The BBC have an overly romantic attitude to the FA Cup, if you ask me. They could have shown Bradford v Tranmere, or Oldham v Crewe, or even Bristol Rovers v Rushden if they really wanted that Ealing comedy vibe. But no, they're in love with the idea that the FA Cup is about the minnows, so instead we get Harrogate Railway v Mansfield Town.
Harrogate is a genteel Yorkshire town of the kind you could easily imagine BBC producers living in, and such makes a change from the genteel, producer-friendly Home Counties towns that normally get televised at this stage of the competition. It does have a population of 85,000, and it's perhaps not entirely implausible for their football team to hope for some kind of a run in the cup. Harrogate Railway, though, aren't Harrogate's main team. That's right, we're watching the second best team in Harrogate. The best team in Harrogate, quite reasonably known as Harrogate Town, are two divisions higher. Mansfield are a cool 81 places higher in the league structure.
The ground is less of a stadium, more of a rec. You know, a rec. Oh, so you didn't grow up in a small English town, kicking a ball about the local recreation ground and rolling around in the mud. Well I did, and trust me, we're not quite in jumpers for goalposts territory today, but we're not far off. On one side of the pitch, they've actually used the border between grass and mud to mark the touchline. An admirably efficient use of resources it may be, but it isn't exactly conducive to the long throw in. Apart from anything, it's unnervingly like a speedway track down there.

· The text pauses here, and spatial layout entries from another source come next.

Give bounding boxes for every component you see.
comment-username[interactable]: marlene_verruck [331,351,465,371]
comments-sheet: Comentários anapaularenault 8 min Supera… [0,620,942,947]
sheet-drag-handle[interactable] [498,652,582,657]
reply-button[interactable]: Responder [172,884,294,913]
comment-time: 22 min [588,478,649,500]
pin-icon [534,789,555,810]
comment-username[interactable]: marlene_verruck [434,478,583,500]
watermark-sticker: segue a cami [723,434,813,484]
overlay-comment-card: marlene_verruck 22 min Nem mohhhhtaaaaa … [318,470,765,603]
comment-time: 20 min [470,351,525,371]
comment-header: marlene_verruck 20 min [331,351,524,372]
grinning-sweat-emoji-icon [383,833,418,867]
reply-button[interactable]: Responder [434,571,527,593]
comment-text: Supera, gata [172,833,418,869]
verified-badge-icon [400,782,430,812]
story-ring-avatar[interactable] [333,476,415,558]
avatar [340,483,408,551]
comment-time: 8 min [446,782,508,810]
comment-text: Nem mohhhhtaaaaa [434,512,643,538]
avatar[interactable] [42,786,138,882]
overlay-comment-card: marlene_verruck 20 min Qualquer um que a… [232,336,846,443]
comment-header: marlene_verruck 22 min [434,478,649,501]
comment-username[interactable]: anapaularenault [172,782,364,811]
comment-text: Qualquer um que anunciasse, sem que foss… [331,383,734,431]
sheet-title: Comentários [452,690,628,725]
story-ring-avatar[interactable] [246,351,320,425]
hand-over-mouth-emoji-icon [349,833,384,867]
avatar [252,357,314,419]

Even on the pitch itself, it rapidly becomes clear that we aren't in for a cultured spectacle. It looks green enough on the long shots, but in the closeups you can see that chlorophyll is gradually losing the battle with an older and simpler kind of primordial soup. The Harrogate players are clearly used to re-enacting Passchendaele every weekend, and use their knowledge of the field to hop precisely from one divot to the next, but I'm sure I saw at least one Mansfield midfielder sinking into a soggy bit, never to be seen again.

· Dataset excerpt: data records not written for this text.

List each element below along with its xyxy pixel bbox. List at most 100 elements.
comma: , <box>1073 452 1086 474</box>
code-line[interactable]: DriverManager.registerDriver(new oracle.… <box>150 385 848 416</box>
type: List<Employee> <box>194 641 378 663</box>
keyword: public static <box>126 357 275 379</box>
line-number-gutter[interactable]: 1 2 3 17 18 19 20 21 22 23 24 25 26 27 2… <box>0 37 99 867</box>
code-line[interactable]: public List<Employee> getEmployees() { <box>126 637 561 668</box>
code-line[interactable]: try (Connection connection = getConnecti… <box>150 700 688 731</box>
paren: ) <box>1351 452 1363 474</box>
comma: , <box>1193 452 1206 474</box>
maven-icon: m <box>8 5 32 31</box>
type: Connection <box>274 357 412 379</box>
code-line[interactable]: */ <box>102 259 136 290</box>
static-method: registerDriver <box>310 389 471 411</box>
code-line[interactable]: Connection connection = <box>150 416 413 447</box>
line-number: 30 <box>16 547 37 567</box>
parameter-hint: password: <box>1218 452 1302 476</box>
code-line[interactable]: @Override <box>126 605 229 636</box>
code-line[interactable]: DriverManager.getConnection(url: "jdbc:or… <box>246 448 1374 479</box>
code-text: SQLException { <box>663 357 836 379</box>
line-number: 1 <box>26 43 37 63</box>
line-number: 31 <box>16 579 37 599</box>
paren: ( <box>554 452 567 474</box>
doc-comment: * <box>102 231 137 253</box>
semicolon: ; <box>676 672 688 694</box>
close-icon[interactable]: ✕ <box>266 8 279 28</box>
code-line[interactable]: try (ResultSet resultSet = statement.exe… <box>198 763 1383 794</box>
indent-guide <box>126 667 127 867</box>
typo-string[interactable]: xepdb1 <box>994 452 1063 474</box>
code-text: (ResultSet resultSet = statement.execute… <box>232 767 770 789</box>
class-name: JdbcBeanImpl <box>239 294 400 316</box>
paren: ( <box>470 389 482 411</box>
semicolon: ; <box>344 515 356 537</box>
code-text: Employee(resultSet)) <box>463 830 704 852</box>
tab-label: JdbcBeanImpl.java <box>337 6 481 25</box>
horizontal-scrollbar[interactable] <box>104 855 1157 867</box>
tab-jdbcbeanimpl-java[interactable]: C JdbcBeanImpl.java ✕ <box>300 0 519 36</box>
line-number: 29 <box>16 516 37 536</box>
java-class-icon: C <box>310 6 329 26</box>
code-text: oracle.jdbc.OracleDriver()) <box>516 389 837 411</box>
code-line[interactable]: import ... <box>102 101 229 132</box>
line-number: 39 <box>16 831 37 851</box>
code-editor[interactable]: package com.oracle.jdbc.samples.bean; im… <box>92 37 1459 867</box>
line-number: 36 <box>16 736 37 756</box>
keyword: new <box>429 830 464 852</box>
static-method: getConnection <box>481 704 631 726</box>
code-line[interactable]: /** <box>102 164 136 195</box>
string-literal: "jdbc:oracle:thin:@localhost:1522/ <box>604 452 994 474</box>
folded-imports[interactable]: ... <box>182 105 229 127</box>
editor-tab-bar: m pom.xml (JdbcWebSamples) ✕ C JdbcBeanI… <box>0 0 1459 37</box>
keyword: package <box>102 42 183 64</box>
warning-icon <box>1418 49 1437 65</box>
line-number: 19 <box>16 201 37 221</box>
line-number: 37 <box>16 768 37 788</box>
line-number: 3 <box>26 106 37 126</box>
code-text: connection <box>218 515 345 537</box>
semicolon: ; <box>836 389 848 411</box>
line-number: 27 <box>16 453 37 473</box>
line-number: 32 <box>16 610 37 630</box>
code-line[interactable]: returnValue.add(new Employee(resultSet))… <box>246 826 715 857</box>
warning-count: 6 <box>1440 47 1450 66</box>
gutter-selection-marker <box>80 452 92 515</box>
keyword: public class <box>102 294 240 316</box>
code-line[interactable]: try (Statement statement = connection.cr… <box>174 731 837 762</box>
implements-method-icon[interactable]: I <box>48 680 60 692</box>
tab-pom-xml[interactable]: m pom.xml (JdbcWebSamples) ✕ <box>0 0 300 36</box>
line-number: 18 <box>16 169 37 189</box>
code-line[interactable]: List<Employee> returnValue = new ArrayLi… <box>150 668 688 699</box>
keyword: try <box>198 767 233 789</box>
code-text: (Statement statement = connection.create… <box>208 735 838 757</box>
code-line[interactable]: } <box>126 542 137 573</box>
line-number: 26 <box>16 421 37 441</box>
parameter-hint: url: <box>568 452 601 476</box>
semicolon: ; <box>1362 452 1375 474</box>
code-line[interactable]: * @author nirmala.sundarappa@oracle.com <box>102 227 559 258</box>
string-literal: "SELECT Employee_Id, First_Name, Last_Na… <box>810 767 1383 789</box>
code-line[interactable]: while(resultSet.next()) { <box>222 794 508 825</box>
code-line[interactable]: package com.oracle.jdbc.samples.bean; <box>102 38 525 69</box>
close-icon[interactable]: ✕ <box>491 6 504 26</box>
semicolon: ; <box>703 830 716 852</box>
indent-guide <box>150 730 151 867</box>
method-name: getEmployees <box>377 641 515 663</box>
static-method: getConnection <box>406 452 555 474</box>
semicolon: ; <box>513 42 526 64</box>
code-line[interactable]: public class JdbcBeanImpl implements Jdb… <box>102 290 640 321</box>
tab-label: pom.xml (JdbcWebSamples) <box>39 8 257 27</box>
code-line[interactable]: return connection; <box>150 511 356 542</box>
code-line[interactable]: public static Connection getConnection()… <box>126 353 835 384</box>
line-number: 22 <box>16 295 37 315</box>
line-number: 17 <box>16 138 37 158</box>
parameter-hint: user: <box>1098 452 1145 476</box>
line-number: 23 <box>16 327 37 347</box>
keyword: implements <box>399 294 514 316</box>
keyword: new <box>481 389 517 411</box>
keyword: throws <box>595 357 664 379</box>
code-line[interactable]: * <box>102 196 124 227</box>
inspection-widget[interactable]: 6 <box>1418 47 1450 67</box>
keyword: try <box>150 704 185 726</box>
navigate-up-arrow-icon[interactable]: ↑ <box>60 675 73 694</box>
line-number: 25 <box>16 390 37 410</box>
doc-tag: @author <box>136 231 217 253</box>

I turn to Channel 5, where they've got the Fiorentina (Florence) v Inter Milan game. Fiorentina's stadium looks like it's been dropped in from space by a technologically superior civilisation, and the players must be from another planet as well. I've not seen so many dainty little flicks since Ross Dawson won the Kenilworth under 9s Subbuteo championship.
So I'm quite surprised to find myself switching back to the northern mudbath. It's the invective I crave as much as anything. Fuck off, you fucking Yorkshire twat, comes the cry from the Mansfield end, and you recall the passion generated by county boundaries. Yorkshire and Nottinghamshire are different places. There's the M1, and then there's the A1, and never the twain shall meet.

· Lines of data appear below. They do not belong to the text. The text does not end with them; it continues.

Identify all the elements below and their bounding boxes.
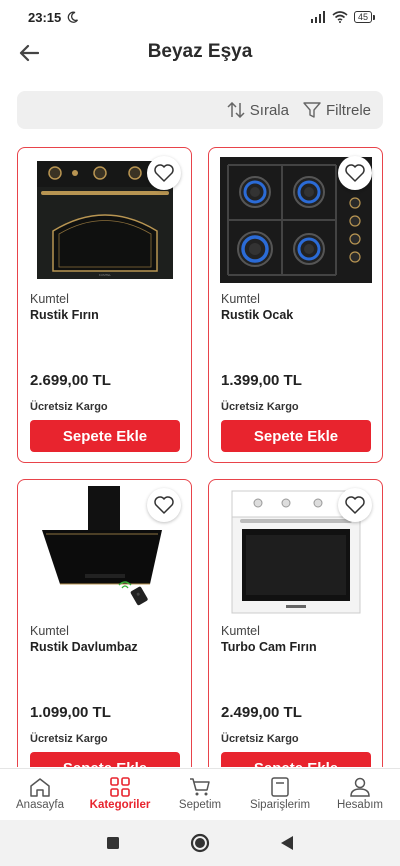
- page-header: Beyaz Eşya: [0, 34, 400, 70]
- product-name: Turbo Cam Fırın: [221, 640, 317, 654]
- product-name: Rustik Davlumbaz: [30, 640, 138, 654]
- sort-filter-bar: Sırala Filtrele: [17, 91, 383, 129]
- heart-icon: [154, 496, 174, 514]
- grid-icon: [110, 776, 130, 797]
- add-to-cart-button[interactable]: Sepete Ekle: [30, 420, 180, 452]
- shipping-info: Ücretsiz Kargo: [221, 733, 299, 745]
- recents-button[interactable]: [106, 836, 120, 850]
- product-card[interactable]: KUMTEL Kumtel Rustik Fırın 2.699,00 TL Ü…: [17, 147, 192, 463]
- product-price: 1.399,00 TL: [221, 372, 302, 389]
- status-time: 23:15: [28, 9, 62, 25]
- add-to-cart-button[interactable]: Sepete Ekle: [30, 752, 180, 767]
- user-icon: [350, 777, 370, 797]
- battery-indicator: 45: [353, 11, 376, 23]
- circle-icon: [190, 833, 210, 853]
- nav-label: Anasayfa: [16, 798, 64, 811]
- favorite-button[interactable]: [338, 156, 372, 190]
- arrow-left-icon: [19, 44, 39, 62]
- product-brand: Kumtel: [221, 292, 260, 306]
- triangle-back-icon: [281, 836, 293, 850]
- product-brand: Kumtel: [30, 624, 69, 638]
- square-icon: [107, 837, 119, 849]
- heart-icon: [345, 496, 365, 514]
- nav-item-home[interactable]: Anasayfa: [0, 769, 80, 818]
- add-to-cart-button[interactable]: Sepete Ekle: [221, 420, 371, 452]
- wifi-icon: [332, 11, 348, 23]
- sort-arrows-icon: [227, 102, 245, 118]
- home-system-button[interactable]: [190, 833, 210, 853]
- orders-icon: [271, 776, 289, 797]
- product-price: 2.499,00 TL: [221, 704, 302, 721]
- nav-item-cart[interactable]: Sepetim: [160, 769, 240, 818]
- product-brand: Kumtel: [30, 292, 69, 306]
- status-icons: 45: [310, 11, 376, 23]
- svg-text:KUMTEL: KUMTEL: [98, 273, 111, 277]
- system-nav-bar: [0, 820, 400, 866]
- home-icon: [30, 777, 50, 797]
- product-grid: KUMTEL Kumtel Rustik Fırın 2.699,00 TL Ü…: [17, 147, 383, 767]
- favorite-button[interactable]: [147, 156, 181, 190]
- product-name: Rustik Fırın: [30, 308, 99, 322]
- nav-label: Hesabım: [336, 798, 384, 811]
- page-title: Beyaz Eşya: [147, 41, 253, 62]
- shipping-info: Ücretsiz Kargo: [221, 401, 299, 413]
- sort-button[interactable]: Sırala: [227, 102, 289, 119]
- shipping-info: Ücretsiz Kargo: [30, 401, 108, 413]
- nav-label: Kategoriler: [89, 798, 151, 811]
- product-card[interactable]: Kumtel Turbo Cam Fırın 2.499,00 TL Ücret…: [208, 479, 383, 767]
- filter-funnel-icon: [303, 102, 321, 118]
- product-price: 2.699,00 TL: [30, 372, 111, 389]
- nav-label: Sepetim: [178, 798, 222, 811]
- sort-label: Sırala: [249, 101, 289, 119]
- add-to-cart-button[interactable]: Sepete Ekle: [221, 752, 371, 767]
- product-name: Rustik Ocak: [221, 308, 294, 322]
- product-card[interactable]: Kumtel Rustik Ocak 1.399,00 TL Ücretsiz …: [208, 147, 383, 463]
- product-card[interactable]: Kumtel Rustik Davlumbaz 1.099,00 TL Ücre…: [17, 479, 192, 767]
- nav-label: Siparişlerim: [249, 798, 311, 811]
- nav-item-categories[interactable]: Kategoriler: [80, 769, 160, 818]
- heart-icon: [345, 164, 365, 182]
- product-price: 1.099,00 TL: [30, 704, 111, 721]
- favorite-button[interactable]: [338, 488, 372, 522]
- back-button[interactable]: [14, 38, 44, 68]
- back-system-button[interactable]: [280, 835, 294, 851]
- favorite-button[interactable]: [147, 488, 181, 522]
- signal-icon: [310, 11, 325, 23]
- heart-icon: [154, 164, 174, 182]
- shipping-info: Ücretsiz Kargo: [30, 733, 108, 745]
- moon-icon: [67, 11, 79, 23]
- filter-label: Filtrele: [325, 101, 371, 119]
- cart-icon: [190, 777, 210, 795]
- filter-button[interactable]: Filtrele: [303, 102, 371, 119]
- nav-item-account[interactable]: Hesabım: [320, 769, 400, 818]
- bottom-nav: Anasayfa Kategoriler Sepetim Siparişleri…: [0, 768, 400, 818]
- nav-item-orders[interactable]: Siparişlerim: [240, 769, 320, 818]
- product-brand: Kumtel: [221, 624, 260, 638]
- status-bar: 23:15 45: [0, 0, 400, 34]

Some of the rivalries in that part of the world have been simmering for a while. In the centre of York is a small keep on a hill, known as Clifford's tower. It's called that because they hung the Lancastrian Roger Clifford there in 1365, and left his body there for years. After a while it became a landmark - turn left at Clifford, and it's the second hovel on the right - and the name stuck. Yorkshire and Nottinghamshire don't have quite such a brutal tradition, but lots of people still remember the differing responses of the two counties to the miners' strike.
In the event, Harrogate make a game of it. They lose 3-2, but win all our hearts, yada yada yada. As it turns out it's not just the invective I crave, it's also the soul. And the romance. After the game they have the draw for the next round, and Mansfield get a trip to Brighton. Bristol City, meanwhile, are drawn at home to Middlesbrough, for the second year in a row. After taking them to a replay, extra time and penalties last year, and beating Watford 2-1 away yesterday to go back into the playoff zone, we won't feel overawed. Rovers have to go to Fulham, and will.
On another planet, probably the same one Inter Milan come from, they drew groups for Euro 2008. The most interesting group has Italy, France, Holland and Rumania in it. I'm going to stick my neck out, and say that's the group the winner's coming from. More about that soon, I'm sure.